In truth, the Englishman was a shadow of his former self and Wilder knew that which is why he hastily arranged to fight Fury in just six months when both men were in Northern Ireland. In fact, Wilder was in such good spirits and so relaxed that he thanked the crowd for the warm welcome and promised to fly a few of them out for the fight, which goes without saying, but that’s not the sign of a man who is fearing the future.

In Wilder’s mind, he thought to capitalise on the opportunity to fight Fury whilst his movement was sluggish and his power was seemingly non-existent. Six months later and 12 rounds into this fight, Wilder had only swollen eyes and a bulging nose after Fury had outboxed him from start to finish.

It was even more remarkable when you think that John Fury had described Tyson in the build-up as being as weak as a rabbit and not able to fight his way out of a wet paper bag, given how premature his return to the ring had been. In the senior Fury’s eyes, his son was a long way off being ready to fight a man of Wilder’s class, which is why it was such a stirring effort from the Englishman that made the hairs on your neck stand up, and a lump in your throat appear.

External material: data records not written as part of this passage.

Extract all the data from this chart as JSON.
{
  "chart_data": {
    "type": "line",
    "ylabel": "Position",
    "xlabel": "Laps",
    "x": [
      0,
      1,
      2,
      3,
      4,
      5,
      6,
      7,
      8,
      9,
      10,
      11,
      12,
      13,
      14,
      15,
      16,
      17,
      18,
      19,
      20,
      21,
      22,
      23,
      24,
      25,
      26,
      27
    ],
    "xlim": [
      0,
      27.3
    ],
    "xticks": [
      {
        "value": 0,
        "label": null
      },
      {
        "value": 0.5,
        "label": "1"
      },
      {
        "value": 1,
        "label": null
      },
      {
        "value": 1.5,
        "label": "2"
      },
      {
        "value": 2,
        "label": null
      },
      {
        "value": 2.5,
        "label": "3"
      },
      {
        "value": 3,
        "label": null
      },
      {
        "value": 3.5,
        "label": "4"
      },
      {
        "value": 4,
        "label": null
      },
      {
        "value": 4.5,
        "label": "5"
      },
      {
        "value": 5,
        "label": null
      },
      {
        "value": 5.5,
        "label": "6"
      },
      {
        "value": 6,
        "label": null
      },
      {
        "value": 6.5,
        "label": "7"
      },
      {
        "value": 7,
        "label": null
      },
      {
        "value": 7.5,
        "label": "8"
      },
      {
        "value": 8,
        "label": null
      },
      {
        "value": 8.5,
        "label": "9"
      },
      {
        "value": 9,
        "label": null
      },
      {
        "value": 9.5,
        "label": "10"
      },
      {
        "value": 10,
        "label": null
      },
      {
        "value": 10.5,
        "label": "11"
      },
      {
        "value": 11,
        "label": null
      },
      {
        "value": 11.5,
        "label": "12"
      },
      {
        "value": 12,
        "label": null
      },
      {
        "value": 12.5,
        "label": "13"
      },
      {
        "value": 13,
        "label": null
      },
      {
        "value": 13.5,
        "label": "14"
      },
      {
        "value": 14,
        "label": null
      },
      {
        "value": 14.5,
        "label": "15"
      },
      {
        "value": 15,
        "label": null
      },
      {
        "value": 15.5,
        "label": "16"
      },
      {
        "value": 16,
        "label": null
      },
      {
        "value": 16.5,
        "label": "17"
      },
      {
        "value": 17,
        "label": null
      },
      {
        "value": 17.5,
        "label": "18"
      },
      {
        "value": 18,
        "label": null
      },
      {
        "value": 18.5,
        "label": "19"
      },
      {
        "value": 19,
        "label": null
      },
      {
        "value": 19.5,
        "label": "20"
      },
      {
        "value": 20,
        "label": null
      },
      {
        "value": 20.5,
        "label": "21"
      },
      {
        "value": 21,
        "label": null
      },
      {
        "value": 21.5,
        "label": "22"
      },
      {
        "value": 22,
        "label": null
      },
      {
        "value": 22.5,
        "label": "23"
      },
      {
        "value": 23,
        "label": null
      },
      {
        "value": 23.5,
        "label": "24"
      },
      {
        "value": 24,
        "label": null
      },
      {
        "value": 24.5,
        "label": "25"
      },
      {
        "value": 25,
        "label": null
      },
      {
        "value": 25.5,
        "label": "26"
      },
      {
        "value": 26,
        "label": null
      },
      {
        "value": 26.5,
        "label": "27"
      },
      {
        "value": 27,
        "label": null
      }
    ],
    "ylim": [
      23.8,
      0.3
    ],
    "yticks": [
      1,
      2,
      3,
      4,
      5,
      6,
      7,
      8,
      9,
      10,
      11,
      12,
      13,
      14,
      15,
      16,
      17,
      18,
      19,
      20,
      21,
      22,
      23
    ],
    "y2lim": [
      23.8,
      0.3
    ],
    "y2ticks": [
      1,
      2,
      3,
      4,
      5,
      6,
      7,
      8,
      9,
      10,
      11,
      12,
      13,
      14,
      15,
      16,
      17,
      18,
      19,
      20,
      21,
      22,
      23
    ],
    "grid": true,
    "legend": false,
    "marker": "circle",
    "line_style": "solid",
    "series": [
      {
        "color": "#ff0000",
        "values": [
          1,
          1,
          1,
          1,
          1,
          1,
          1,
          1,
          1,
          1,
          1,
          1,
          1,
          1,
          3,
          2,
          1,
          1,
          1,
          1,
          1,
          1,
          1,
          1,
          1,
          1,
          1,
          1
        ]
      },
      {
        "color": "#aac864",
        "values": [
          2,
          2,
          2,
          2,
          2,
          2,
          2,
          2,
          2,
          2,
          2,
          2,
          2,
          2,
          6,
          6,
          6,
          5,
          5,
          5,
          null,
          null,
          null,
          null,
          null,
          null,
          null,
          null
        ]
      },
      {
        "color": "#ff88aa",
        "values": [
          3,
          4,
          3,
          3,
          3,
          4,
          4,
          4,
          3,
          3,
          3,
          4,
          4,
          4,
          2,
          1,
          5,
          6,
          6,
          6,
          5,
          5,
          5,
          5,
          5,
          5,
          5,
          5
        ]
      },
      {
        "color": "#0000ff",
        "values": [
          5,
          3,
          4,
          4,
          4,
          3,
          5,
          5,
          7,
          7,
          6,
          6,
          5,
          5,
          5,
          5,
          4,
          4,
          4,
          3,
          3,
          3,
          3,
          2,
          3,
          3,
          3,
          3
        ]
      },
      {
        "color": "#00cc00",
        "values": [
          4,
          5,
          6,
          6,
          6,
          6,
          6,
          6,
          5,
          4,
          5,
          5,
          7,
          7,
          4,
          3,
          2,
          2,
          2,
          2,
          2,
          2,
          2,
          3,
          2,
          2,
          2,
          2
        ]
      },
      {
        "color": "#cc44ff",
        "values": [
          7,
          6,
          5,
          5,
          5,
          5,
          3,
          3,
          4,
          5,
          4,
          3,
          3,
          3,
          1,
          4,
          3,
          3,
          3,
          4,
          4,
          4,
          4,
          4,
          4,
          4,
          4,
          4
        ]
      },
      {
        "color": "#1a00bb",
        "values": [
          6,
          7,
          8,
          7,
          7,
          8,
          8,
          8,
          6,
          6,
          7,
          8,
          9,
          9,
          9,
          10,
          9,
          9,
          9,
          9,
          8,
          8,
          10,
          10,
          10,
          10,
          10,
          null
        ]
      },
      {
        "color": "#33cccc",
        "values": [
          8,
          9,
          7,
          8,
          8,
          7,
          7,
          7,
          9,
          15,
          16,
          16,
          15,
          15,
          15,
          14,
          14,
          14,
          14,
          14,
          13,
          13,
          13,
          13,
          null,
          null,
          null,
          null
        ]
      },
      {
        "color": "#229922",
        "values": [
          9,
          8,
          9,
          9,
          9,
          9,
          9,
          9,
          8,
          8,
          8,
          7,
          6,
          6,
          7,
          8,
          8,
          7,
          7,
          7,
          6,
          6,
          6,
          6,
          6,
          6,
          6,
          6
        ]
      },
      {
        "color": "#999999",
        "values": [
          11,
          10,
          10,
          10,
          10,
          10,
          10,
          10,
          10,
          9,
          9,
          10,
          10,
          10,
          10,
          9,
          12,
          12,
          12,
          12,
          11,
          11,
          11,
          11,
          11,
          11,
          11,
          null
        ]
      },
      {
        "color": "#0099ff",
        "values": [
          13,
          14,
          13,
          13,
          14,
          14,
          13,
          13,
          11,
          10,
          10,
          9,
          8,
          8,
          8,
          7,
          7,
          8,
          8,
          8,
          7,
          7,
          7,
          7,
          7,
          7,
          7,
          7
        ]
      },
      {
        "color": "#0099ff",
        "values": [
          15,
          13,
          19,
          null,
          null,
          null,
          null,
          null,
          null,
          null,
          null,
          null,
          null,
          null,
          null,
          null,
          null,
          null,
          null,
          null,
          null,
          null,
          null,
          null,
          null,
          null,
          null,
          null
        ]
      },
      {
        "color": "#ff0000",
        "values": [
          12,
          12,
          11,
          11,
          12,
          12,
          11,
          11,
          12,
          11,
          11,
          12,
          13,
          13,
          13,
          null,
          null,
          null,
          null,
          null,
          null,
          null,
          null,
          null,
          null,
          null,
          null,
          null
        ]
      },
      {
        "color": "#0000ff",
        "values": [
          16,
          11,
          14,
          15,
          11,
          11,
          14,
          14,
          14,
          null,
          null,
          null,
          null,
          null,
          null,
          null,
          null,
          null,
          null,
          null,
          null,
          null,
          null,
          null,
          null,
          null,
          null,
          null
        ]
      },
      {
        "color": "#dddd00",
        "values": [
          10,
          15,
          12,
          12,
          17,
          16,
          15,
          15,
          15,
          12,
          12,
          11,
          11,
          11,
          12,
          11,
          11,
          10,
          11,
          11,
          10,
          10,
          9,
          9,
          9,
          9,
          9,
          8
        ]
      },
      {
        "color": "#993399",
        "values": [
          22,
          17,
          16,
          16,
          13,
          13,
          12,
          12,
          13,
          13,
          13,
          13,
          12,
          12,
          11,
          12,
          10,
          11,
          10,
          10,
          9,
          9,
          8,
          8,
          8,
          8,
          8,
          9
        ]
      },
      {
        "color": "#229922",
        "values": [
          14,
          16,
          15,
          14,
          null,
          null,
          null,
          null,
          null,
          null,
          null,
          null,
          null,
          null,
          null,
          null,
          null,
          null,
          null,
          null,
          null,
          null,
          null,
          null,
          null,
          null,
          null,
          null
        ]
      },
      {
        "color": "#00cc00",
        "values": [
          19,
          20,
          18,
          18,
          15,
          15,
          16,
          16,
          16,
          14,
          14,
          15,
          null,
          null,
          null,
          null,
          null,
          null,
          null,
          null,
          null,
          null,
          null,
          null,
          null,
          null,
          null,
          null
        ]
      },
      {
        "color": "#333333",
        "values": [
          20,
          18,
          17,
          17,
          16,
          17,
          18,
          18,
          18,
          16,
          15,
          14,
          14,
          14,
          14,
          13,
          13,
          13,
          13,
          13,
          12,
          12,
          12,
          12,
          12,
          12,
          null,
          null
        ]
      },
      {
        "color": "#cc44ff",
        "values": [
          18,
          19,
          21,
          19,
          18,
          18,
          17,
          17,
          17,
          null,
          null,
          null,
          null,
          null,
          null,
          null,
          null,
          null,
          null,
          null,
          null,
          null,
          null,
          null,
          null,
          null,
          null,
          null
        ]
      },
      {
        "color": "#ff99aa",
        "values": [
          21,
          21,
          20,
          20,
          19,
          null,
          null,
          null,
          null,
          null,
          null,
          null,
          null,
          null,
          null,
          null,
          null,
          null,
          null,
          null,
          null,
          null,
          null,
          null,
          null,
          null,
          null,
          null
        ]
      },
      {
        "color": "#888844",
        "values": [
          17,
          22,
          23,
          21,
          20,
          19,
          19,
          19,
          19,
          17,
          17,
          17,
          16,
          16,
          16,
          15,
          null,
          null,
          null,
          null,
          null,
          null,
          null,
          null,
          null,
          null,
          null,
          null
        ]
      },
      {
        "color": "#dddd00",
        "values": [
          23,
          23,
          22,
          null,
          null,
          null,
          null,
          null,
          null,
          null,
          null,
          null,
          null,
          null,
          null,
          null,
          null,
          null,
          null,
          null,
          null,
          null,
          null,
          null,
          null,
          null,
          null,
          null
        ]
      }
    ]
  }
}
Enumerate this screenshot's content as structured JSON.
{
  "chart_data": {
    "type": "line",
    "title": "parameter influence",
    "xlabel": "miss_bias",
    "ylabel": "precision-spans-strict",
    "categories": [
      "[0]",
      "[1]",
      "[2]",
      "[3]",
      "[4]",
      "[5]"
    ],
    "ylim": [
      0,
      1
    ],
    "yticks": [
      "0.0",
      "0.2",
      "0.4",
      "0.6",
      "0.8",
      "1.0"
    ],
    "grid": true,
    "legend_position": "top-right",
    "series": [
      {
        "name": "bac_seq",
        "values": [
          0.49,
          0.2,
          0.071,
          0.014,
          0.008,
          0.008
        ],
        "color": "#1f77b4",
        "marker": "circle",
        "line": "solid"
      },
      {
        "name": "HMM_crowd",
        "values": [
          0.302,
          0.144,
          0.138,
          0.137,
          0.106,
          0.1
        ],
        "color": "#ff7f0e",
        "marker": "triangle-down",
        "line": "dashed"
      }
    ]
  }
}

Yet, with just a minute to go of that fight, Wilder landed a thunderous left and then a right to send Fury to the floor. The American moonwalked over to his corner as the crowd roared with delight, he even blew a few kisses to his fans. With his back turned to his opponent and still celebrating, the unthinkable happened and Fury arose to his feet.

That would be the closest that Wilder would get to beating Fury as the Englishman, who finally returned to fighting shape again after that match, would go on to stop him twice in the two fights that followed.

Wilder’s on the road to redemption having finally paid respect to Fury. His recent statement would have won the hearts and minds of the global boxing community given that it was full of grace and humility. Wilder’s previous behaviour, including his claims that Fury cheated in their second fight, were completely unfounded and deserved to be condemned. Nonetheless, maybe we can cut Wilder a bit of slack after what he’s been through. 

Yes, a lot of his problems today have been self-inflicted and that’s purely down to the fact that he had written Fury off before they first fought in 2018. You could say that Wilder didn’t only count his chickens before they hatched, but he also made the fatal mistake of naming them and building the coop.